Down to the queries.¶

Notes:

MongoDB uses 'dot notation' for iterating through dicts.

E.g. citati on.authors.family will look for:

{"citation": {"authors": { "family" : "...here..." } } }

cell magics e.g.: %%timeit must be at the top of the cell or they will not function. Yes, even above comments.
%%time vs %timeit -- I chose to use %%timeit because it reports the average time of some number of iterations. Although you can manually specify how many iterations via the -n parameter, it's not always necessary. The IPython guys were smart enough to make this scale automatically. Inexpensive actions such as the query below may loop 100,000 times but expensive actions i.g. creating 100,000 articles and inserting them into the DB may only run 3 times.

First, lets run some author based queries.¶

In [19]:

%%timeit
# time a query for one author
one_author = articles.find({'citation.authors.family': author_pool[23]['family']})

100000 loops, best of 3: 7.68 us per loop

In [20]:

%%timeit
# time a query for two authors
two_authors = articles.find({
                             'citation.authors.family': author_pool[23]['family'], 
                             'citation.authors.family': author_pool[51]['family']
                             })

100000 loops, best of 3: 7.86 us per loop

In [21]:

%%timeit
# now, lets query two authors from the primary citation and then a third within the references
three_authors = articles.find({
                               'citation.authors.family': author_pool[23]['family'], 
                               'citation.authors.family': author_pool[51]['family'],
                               'references.authors.family': author_pool[3]['family']
                               })

100000 loops, best of 3: 7.86 us per loop

Next, lets the search times of title vs ObjectID.¶

In [22]:

# grab the ObjectID and title from a random article
sample_article = articles.find_one()
uid = sample_article['_id']
title = sample_article['citation']['title']

In [23]:

# time a query based on ObjectID
%timeit articles.find({'_id': uid})

100000 loops, best of 3: 7.88 us per loop

In [24]:

# time a query vased on title
%timeit articles.find({'citation.title': title})

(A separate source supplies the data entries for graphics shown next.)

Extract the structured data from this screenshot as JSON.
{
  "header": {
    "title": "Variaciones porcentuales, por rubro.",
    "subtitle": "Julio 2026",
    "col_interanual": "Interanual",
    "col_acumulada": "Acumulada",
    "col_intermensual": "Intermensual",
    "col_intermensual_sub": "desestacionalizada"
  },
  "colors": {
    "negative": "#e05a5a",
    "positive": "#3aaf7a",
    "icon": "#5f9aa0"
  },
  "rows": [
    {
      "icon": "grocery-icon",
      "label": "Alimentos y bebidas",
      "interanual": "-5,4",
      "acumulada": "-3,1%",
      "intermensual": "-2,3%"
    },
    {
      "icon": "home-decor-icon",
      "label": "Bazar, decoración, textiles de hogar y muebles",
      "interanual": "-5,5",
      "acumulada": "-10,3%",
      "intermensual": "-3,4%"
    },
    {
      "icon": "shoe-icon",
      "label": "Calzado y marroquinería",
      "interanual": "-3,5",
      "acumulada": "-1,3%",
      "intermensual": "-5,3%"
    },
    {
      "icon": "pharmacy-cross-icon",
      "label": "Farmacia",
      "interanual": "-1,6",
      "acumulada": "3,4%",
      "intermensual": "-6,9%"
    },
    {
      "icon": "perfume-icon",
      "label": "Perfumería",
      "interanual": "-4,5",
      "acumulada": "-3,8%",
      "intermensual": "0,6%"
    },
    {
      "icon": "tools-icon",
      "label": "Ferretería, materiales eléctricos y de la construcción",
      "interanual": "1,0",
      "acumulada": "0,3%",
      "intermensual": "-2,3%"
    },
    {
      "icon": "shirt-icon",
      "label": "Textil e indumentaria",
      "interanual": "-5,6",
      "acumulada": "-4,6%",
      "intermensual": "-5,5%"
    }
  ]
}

100000 loops, best of 3: 7.79 us per loop

Finally, let's execute some ranged queries.¶

In [25]:

%%timeit
# query for all articles writtein in 2000
article_query_one = articles.find({'citation.date': 2000 } )

100000 loops, best of 3: 7.61 us per loop

In [26]:

%%timeit
# query for all articles written after 2000
article_query_two = articles.find({'citation.date': { "$gt": 2000} })

100000 loops, best of 3: 7.93 us per loop

In [27]:

%%timeit
# query for all articles written after 1960 and before 2011
article_query_three = articles.find({'citation.date': { '$gte': 1960, '$lte': 2010 }})

100000 loops, best of 3: 7.77 us per loop

After thoughts:¶

We were initially concerned with response times for database queries. But, as the results show, even with roughly half of a million articles querying deep within individual citations was rather quick. Not a single query had an average time of over 10 micro seconds. Not too bad.